Last night's Republican caucuses in Iowa gave former Gov. Mitt Romney of Massachusetts the narrowest of victories--he won by only eight votes out of 120,000 cast statewide. The margin underscored that Romney still has a lot to prove, especially for strict conservatives who consider him too moderate.
Meanwhile, former Sen. Rick Santorum of Pennsylvania is riding high on the strength of his very close second-place finish that amounted to a virtual tie. Both Romney and Santorum each had a bit less than 25 per cent of the vote.
Rep. Ron Paul of Texas was third with just over 21 per cent. This seems to be the upper limit of his support but Paul appears content to use his notoreity to make the case for a cantankerous brand of libertarianism.
It's a truism in politics that candidate spin and media reaction are often just as important as an actual event. And that's the prospect after Iowa as the campaigns try to put the best face on things and spin the results to their advantage.
Paul told his supporters last night that finishing third was enough to guarantee him a "ticket" to the next round of GOP contests, and he said his message of individual rights, opposition to U.S. military interventions, and drastic cuts in government power is catching on.
Former House Speaker Newt Gingrich, who finished a disappointing fourth with 13 percent, blamed his poor showing on what he said were deceptive attack ads sponsored by a political action committee run by Romney supporters.
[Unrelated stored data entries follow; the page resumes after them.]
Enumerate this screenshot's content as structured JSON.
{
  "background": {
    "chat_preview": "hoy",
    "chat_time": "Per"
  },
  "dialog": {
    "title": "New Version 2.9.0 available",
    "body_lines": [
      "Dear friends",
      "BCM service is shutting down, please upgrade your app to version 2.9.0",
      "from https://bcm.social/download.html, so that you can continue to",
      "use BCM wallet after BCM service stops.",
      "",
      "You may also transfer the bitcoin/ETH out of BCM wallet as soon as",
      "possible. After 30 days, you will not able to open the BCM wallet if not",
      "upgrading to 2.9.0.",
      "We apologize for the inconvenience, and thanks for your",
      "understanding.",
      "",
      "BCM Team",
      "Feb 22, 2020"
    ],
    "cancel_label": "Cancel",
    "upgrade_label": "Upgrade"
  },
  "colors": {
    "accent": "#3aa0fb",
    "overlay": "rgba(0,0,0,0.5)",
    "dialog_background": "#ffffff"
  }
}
Gingrich is seething, and his "Uncle Newt" image is quickly morphing into "Angry Newt." He says he will now attack Romney like never before.
Romney was gracious in victory, noting that the caucuses were a win for both him and Santorum. He used the occasion to attack President Obama, calling his administration a failure. "We're going to change the White House and get America back on track," he said.
Santorum used his caucus-night speech to introduce himself to many Americans who had never seen him before or who hadn't up to now taken him seriously as a candidate. "Let me tell you--what wins in America are bold ideas, sharp contrasts, and a plan that includes everyone," he said in what amounted to a victory rally.
But Santorum needs to quickly ramp up his fund-raising and organization, and it's unclear whether he can do so. He will now face the kind of scrutiny and attacks that have undermined other surging candidates in the past, and the way he reacts will be a critical factor in whether he continues his momentum.
The race now goes to New Hampshire, which holds the first presidential primary on Tuesday, and then to South Carolina and Florida. It will get even more harsh and negative, with Romney and Santorum under the microscope and under attack.